Blockbuster's a Dud

I have not set foot inside a Blockbuster during this century — and apparently the same was true for just a lot of former customers:

Blockbuster, the video rental chain that’s been pummeled by the rise of digital and on-demand entertainment, said it will close its 300 remaining U.S. stores by early January.

The Blockbuster By Mail service will end in mid-December.

Blockbuster’s current owner, DISH Network Corp., said there will be about 50 U.S. stores operated by franchises not affected by the announcement. But DISH said it is also closing all its U.S. distrubution centers.

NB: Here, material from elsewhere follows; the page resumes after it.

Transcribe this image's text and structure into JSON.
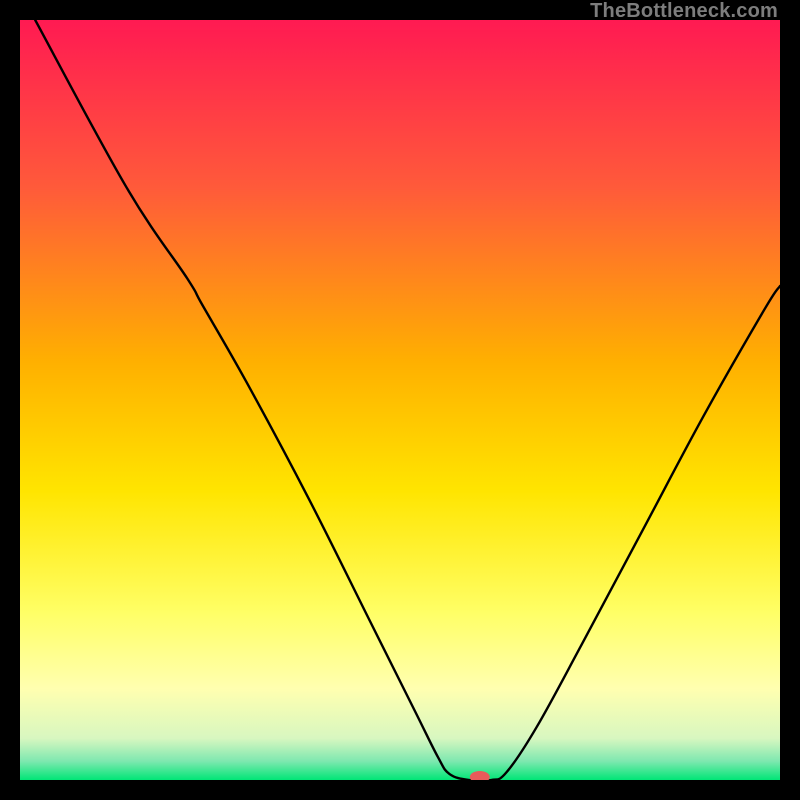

Talk about bad management. Blockbuster was late to the party on three new forms of video distribution: Mail, internet, and kiosk. They got trounced once by Red Box and twice by Netflix. They were slow to change, apparently figuring that people really liked standing around on cheap carpet under bad lights where the whole world could watch them trying to decide between Mack Chestwell Blows Everything Up Real Good or Bikini Girls III: Revenge of the Sling.

Netflix came along with a nifty web front-end for a mail delivery-and-return rental service. By the time Blockbuster had a decent copy of that, Netflix was busy moving into digital streaming. Where’s that Blockbuster app for your Apple TV? Um… they’ll get back to you on that.

While Blockbuster was spiffying up their stores, the smart folks at Red Box figured out that vending machines could do 80% of what Blockbuster’s stores do, for a fraction of the cost and at an even smaller fraction of the real estate footprint. Easier to move around to hotter retail spaces, too.


Thanks to Red Box and Netflix, watching what you want when you want is far easier than it ever was when Blockbuster was still king.

Now that’s capitalism’s creative destruction at work — and it didn’t require any government mandates whatsoever.